These are the conclusions arrived at by a survey of 100 corporate houses and 104 NGOs in Chennai, Mumbai, Bangalore and Delhi. In addition, 13 trade unions and 11 NGOs in smaller industrial townships were also surveyed. The survey by conducted by Business Community Foundation for TERI-Europe during 2002-2002.
Its a follow up of an earlier opinion poll conducted by TERI-Europe in India in 2000-2001. The preliminary conclusions of the earlier poll had noted that high expectations from companies are not yet matched by judgements about corporate responsibility. More trust is placed in the media and NGOs than in business. MNCs are viewed with suspicion. Gender discrimination is a real issue in the workplace. Workers and management have sharply diverging perceptions of working conditions.
While the first poll sought to explore the perceptions of workers, company executives and the general public about social, economic and environmental responsibilities of companies in India, the second poll was structured to facilitate documentation of corporate responsibility practices from the perspective of the three stakeholder groups companies, NGOs and trade unions. Four key areas of corporate responsibility were examined: overall policy frameworks, labour practices, community relations and environmental practices.
Corporate responsibility not yet a core business strategy
Although many companies, NGOs and trade unions were aware of corporate responsibility practices, the study findings suggest that the concept has yet to become part of core business strategy in most companies in India. Almost all companies, irrespective of size and sector had some awareness of corporate responsibility and its potential benefits. While most companies also had policies in place related to labour issues, community relations and environmental practices, they were for the most part not backed up by comprehensive implementation and monitoring systems. Community programmes or social development initiatives, in most cases, were philanthropic and/or ad hoc in nature and not integrated into core business activities such as marketing and brand management.

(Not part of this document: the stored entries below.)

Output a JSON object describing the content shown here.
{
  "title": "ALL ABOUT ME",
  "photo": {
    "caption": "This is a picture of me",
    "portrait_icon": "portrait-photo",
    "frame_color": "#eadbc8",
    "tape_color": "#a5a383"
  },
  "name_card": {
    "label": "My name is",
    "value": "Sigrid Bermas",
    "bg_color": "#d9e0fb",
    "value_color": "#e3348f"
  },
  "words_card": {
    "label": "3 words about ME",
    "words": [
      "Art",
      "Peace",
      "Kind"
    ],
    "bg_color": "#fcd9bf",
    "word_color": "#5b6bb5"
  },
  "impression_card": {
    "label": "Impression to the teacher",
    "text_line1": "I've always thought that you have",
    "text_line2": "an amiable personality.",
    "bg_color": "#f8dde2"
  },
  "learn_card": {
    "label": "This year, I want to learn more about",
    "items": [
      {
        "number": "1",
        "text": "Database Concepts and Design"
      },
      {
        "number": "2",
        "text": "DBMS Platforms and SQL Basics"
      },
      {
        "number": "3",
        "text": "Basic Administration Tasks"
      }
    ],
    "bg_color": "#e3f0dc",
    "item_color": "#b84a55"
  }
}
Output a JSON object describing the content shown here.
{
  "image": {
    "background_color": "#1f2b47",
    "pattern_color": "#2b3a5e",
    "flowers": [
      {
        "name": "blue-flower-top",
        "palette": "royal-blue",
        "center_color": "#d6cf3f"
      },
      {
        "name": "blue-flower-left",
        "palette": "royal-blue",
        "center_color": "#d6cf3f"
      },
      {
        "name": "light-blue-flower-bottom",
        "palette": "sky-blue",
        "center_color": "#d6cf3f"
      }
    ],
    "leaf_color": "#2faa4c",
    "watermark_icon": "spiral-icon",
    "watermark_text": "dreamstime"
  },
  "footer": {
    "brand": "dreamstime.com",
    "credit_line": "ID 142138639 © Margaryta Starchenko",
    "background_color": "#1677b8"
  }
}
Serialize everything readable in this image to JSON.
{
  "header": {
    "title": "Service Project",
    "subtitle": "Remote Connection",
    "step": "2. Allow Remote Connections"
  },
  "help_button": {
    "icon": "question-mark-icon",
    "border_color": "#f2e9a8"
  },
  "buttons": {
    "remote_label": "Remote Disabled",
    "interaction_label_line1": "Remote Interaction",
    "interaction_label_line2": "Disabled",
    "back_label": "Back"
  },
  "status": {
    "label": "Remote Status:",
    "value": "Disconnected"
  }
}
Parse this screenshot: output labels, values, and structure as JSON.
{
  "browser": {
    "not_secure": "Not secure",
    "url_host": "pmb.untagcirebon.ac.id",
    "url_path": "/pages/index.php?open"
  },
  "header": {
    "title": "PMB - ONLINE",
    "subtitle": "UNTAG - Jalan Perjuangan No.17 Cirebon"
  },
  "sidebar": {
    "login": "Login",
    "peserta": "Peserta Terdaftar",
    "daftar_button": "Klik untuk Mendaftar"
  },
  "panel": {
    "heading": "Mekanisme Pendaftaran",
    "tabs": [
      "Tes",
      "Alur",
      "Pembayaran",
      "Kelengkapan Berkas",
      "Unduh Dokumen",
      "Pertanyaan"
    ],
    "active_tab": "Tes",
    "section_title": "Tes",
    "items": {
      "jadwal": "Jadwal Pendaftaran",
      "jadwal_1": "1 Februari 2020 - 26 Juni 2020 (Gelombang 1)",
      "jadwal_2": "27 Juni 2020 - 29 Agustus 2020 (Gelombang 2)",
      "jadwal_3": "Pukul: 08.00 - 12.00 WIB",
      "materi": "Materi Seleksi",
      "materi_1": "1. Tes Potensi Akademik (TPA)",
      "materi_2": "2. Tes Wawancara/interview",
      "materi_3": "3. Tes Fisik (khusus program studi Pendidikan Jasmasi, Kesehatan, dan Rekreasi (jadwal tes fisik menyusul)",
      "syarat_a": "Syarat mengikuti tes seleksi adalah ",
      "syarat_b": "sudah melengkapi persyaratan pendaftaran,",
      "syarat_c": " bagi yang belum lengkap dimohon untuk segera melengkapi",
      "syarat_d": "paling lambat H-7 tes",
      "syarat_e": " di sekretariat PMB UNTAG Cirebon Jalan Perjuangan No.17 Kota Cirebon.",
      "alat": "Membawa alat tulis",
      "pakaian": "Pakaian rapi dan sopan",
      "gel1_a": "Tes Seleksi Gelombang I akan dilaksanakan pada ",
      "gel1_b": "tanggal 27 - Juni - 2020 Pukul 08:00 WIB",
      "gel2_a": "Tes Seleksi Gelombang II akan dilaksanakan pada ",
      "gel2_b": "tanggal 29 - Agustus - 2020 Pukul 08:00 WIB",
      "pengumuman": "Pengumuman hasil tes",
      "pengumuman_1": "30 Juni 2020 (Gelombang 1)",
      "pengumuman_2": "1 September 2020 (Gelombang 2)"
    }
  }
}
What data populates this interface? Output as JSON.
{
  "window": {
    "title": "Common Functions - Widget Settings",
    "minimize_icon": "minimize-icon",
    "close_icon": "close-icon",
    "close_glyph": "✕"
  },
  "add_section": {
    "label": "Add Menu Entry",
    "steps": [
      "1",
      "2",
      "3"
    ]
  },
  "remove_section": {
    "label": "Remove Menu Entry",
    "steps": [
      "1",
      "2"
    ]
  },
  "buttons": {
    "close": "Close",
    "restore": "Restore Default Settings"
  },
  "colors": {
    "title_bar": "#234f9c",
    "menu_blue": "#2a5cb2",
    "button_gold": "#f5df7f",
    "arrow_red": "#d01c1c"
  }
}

Labour and environmental policies in place
Most companies have labour and environmental policy guidelines in place. This is not surprising given that Indian state laws require that companies meet minimum standards. Policies on working conditions include minimum wage requirements, health and safety, equal opportunities, non-employment of child labour, and employee welfare in general. In the area of environmental policy, most companies, especially those industries with a direct impact on the natural environmentextractive industries, chemical, manufacturing industries have policies and management systems in place. However there is a wide discrepancy between the perceptions of workers and management about company compliance with labour regulations.
Limited evidence of social and environmental auditing and reporting.
Monitoring and reporting on social and environmental issues is found to be limited. Whereas environmental assessments and audits are undertaken in some cases, there is almost no evidence of social audits taking place.
Differences by company sector and size
Bigger companies with numerous employees and a large turnover have more corporate responsibility practices and guidelines in place. However, these tend to be more philanthropic in nature than strategic. There are also some differences with respect to sectors, with the IT industry appearing to have an edge over others.
Differences of opinion between management and trade unions
Trade unions view companies as institutions that fail to implement labour laws adequately. Trade unions cite regulatory violations related to casual and contract labour, gender, health and safety, payment of minimum wages (especially in the unorganised sector) and challenge business commitment to corporate responsibility.
Differences of opinion within the NGO community
The NGO view of corporate responsibility is very divided. NGOs working with companies are satisfied with the practices being followed by business houses. NGOs that have no interaction with the corporate sector do not share this view. They feel that corporate community relations do not exist in the real sense and have only cosmetic value. Most of these NGOs feel that the business sector is responsible for urban problems like pollution, overcrowding shortage of basic necessities, etc.
NGOs working in smaller towns and cities also do not have a very high opinion of corporate responsibility practices. One reason for this could be that most of their interaction is with smaller companies that do not have formal corporate responsibility programmes.